The Women

The gimmick of “The Women” is that no men appear anywhere in it — not as background extras, not as voices on the phone, nowhere. It’s all women, all the time. Which might sound empowering and feminist, except that the women are all shallow, vain, and petty, and their primary topic of conversation is, you guessed it, men. (Also: shoes, manicures, shopping, facelifts, etc.) If this were any other film, I suspect women would be complaining about Hollywood’s sexism and misogyny. But hey, we men had nothing to do with this one. This one is all you.

Written and directed by Murphy Brown creator Diane English as an update of the 1939 George Cukor comedy (itself based on a Clare Boothe Luce play), the film establishes its tone in its first scene, with two women walking their dogs in New York City. The dogs fight, and the women, their faces invisible to us, respond cattily to one another. One remarks that the other’s shoes are “last season,” then confides to her dog that the other woman is “a word not usually heard outside a kennel.” I think that’s supposed to be a joke, but if the word she’s referring to is “bitch,” then I’ve got news for her about how its usage has spread.

And that’s the movie: women harping on and mistreating one another, and cracking jokes that aren’t funny.
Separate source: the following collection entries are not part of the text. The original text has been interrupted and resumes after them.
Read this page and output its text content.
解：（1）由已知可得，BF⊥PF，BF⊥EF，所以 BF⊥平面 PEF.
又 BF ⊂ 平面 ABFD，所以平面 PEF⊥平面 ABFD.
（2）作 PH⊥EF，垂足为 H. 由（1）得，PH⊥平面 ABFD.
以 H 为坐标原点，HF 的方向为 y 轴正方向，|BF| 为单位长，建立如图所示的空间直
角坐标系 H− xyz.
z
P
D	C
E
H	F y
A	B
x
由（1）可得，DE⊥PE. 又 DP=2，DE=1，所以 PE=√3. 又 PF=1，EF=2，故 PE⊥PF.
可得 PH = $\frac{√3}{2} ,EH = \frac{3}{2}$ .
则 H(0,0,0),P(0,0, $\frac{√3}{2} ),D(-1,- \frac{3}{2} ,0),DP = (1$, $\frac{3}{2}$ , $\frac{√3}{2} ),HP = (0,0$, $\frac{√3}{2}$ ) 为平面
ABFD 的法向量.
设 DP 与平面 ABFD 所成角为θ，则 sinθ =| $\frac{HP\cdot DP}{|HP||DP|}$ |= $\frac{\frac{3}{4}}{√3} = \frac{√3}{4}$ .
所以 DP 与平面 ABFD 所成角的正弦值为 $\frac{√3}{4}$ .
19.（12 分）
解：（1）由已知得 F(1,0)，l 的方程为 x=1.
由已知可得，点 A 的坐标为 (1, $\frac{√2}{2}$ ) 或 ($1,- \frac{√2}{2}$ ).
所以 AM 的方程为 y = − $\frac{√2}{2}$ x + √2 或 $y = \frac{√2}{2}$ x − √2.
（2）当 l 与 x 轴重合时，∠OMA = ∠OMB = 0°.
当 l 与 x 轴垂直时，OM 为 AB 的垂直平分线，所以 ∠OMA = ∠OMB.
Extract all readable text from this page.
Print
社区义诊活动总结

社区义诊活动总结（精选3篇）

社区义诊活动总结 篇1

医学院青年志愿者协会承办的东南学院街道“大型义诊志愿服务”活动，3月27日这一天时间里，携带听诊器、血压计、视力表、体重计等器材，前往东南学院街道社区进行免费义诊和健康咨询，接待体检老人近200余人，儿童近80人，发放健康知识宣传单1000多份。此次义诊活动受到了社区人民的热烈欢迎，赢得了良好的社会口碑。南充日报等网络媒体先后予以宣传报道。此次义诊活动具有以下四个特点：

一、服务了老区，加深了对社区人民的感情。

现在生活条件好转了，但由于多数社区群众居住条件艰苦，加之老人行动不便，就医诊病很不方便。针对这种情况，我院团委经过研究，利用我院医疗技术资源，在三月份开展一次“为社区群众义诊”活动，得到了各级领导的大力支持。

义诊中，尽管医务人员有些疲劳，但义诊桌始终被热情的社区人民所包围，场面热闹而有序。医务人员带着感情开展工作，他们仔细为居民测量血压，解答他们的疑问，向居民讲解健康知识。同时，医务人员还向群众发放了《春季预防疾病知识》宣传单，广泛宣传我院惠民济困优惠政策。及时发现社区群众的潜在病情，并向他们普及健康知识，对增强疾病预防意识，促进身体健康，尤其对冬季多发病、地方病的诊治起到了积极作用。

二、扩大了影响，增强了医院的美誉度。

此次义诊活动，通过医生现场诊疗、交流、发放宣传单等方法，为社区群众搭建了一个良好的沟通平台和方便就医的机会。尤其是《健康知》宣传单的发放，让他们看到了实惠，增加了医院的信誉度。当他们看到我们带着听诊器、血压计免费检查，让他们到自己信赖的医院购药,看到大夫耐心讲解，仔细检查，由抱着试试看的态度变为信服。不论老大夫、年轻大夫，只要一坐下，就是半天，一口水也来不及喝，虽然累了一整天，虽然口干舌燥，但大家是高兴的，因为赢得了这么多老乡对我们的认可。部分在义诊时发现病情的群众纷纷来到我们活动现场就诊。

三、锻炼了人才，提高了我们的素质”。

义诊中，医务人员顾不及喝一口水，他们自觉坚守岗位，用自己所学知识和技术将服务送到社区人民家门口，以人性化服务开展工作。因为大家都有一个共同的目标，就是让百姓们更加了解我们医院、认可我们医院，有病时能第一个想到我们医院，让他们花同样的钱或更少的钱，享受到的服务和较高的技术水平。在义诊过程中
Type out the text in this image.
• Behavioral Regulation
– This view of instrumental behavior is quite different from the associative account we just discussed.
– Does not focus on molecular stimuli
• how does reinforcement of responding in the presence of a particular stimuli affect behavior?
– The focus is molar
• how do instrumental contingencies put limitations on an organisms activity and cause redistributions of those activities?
The kennel woman is Sylvia (Annette Bening), a haughty, upscale magazine editor who literally looks down her nose at the world and is, at this moment, entering Saks Fifth Avenue in order to shop and to make fun of other women’s outfits. (She pursues both activities with equal intensity.) Sylvia’s best friend is Mary (Meg Ryan), an upscale fashion designer who throws a lot of charity luncheons at her fabulous Connecticut estate. Sylvia learns through the grapevine that Mary’s financier husband is having an affair, which is appalling enough, and that the mistress is the perfume salesgirl at Saks (played by Eva Mendes), which is downright humiliating. There is much screeching debate among Sylvia and the other women in their circle — upscale artist and frequent baby-haver Edie (Debra Messing) and upscale man-hating lesbian Alex (Jada Pinkett Smith) — over whether they should tell Mary or not. The point is moot — Mary finds out on her own; her world collapses; retreats to faraway spas and resorts are necessary.

As you might expect from the creator of a sitcom (and an out-of-practice one at that), the dialogue here is bland and generally unfunny. When Alex is extolling the virtues of being in a lesbian relationship, she mentions that “if we get lost, we both ask for directions, and when we watch TV we watch one show at a time.” I think that if, as a writer, the best you can come up with for Mars/Venus differences are those old stand-up-comedian tropes, then sister, you need a new line of work.

Mary’s soul-searching is as trite as the rest of the film’s subplots, and every cliché is employed, right down to the obligatory scene of throwing the louse husband’s belongings out on the lawn. We even get a childbirth scene, courtesy of Edie, because goodness knows we haven’t seen enough of those in sitcoms comedy movies.

In one scene Sylvia has a conversation with Mary’s young daughter, Molly (India Ennenga), who is just entering adolescence. Molly has body-image issues, and she points to Sylvia’s fashion magazine, with its impossibly perfect models, as one of the causes. How can the magazine run articles about empowering women while also running pictures that make women feel inferior? Molly’s complaints apply to this movie, too — how can you pretend to be about modern, 21st-century women while repeating all the old female stereotypes? — but Sylvia’s response is simply, “I know, it’s hypocritical. Life is complicated.” That’s it. The movie tries to justify itself with one glib line.

If you changed the names and added an Irving, this could be the movie version of “Cathy,” with women trying on bathing suits and saying “Ack!” That’s how progressive it is. The thing is, I wouldn’t have a problem with the movie’s superficiality if it weren’t trying to so hard to be ABOUT women’s issues. It’s the trying and utterly failing that’s a problem. If it were just a screwball farce about a bunch of dizzy dames, with no pretenses of depth or insight, and without old-school actresses like Candice Bergen, Bette Midler, Carrie Fisher and Cloris Leachman being wasted in dumb cameos … well, it still wouldn’t be funny, but at least it wouldn’t be insulting.

Then again, the film was made entirely by women, and I assume women know what other women want to see in a movie, so … I guess this is it? Apparently? Um, hooray?

D (1 hr., 54 min.; PG-13, some mild profanity, a little dirty talk.)